Does every uncountable topological space has a different and mutually "countably close" space?
Define "countably close" space $S$ with respect to another space $S'$ both on the same set iff the difference between any open set $U\in S$ and some open set $V\in S'$ is countable $|U\setminus V|\leq\aleph_0$
I tried disproving the negation by taking some space and some open set from any other so that their difference is uncountable but still couldn't get it.
On
This answer is about symmetric differences rather than differences $U\setminus V$. Let $(X,\tau)$ be an infinite topological space.

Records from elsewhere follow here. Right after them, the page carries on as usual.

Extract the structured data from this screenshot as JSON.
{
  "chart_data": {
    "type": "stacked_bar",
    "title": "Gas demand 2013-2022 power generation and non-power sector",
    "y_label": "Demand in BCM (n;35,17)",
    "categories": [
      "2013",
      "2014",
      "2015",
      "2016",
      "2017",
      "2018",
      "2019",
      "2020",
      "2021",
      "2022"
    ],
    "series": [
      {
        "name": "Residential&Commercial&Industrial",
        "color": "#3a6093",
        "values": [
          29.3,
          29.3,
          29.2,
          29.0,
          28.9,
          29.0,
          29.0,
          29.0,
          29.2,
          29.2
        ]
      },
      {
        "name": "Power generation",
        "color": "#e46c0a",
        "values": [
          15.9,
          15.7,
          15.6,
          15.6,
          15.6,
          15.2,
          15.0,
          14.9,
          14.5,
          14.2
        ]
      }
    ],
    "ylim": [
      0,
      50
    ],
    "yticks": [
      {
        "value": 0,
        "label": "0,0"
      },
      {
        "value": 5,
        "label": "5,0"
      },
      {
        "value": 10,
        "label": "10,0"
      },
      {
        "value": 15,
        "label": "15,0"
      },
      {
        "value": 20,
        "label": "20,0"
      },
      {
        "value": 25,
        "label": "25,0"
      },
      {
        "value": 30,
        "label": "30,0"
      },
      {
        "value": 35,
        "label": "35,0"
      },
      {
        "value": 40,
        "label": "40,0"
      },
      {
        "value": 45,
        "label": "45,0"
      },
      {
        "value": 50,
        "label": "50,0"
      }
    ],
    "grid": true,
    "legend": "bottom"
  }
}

Case $1$: $\tau$ is the discrete topology and fix $x\in X$. Let $\sigma_1$ consists of those $U\subset X$ such that $x\notin U$. Let $\sigma_2$ consist of those $U\subset X$ such that $X\setminus U$ is finite. Let $\tau'=\sigma_1\cup \sigma_2$. Then one easily checks that $\tau'$ is a topology.Any member of $\tau'$ is in $\tau$, because everything is in $\tau$. Any member of $\tau$ is at most one point away from being in $\tau'$. Essentially what we've done is taken a topology with no non-isolated points and made a topology with exactly one isolated point.
Case $2$: $\tau$ is not the discrete topology. Then there exists $x\in X$ such that $\{x\}$ is not open. Create a new topology $$\tau'=\tau\cup \{A\cup \{x\}:A\in \tau\}.$$ One easily checks that this is a topology. Every $\tau$-open set is $\tau'$ open. Every $\tau'$ open set is at most one point away from a $\tau$-open set. Essentially what we've done is isolate a non-isolated point.
On
It is possible to verify that for any topological space $G$ there are some other topologies which make them countably close to each other, if not then by such assumption it would happen that the axioms of any such topology aren't preserved.
Assume by negation that for $G$ there are no different topologies which are countably close, then take another topological space $G'$ and suppose it's countably close to $G$, it must appear that one of the axioms don't hold.
Each of the open sets $U_1, U_2\subset G'$ are countably close to open sets $V_1, V_2\subset G$ and their union must also be countably close, indeed $\big|(U_1\cup U_2)\vartriangle (V_1\cup V_2)\big|\leq \big|(U_1\vartriangle U_2)\cup(V_1\vartriangle V_2)\big|\leq\aleph_0$
Same thing can be said about the intersection again countably close, hence the axioms of a topology are preserved meaning that there must be countably close topological space $G'$ and the initial assumption is refuted.
tl;dr for any topological space $G_{\tau}=(G, \tau)$ "deform" the topology $\tau$ by removing or adding countably many elements from each set $V\in\tau$ turning it into a new topology $\tau'$ and it's axioms will still be satisfied.
The cocountable topology provides a counter-example. In this topology a set is open iff it is cocountable, i.e., its complement is countable. Removing a countable set from a cocountable subset of an uncountable set gives you a cocountable set, so a topology that is countably close to the cocountable topology must be the same as the cocountable topology.
[EDIT] The above was based on a possible misunderstanding that $V \subseteq U$ was required in the original question. I will revisit the answer.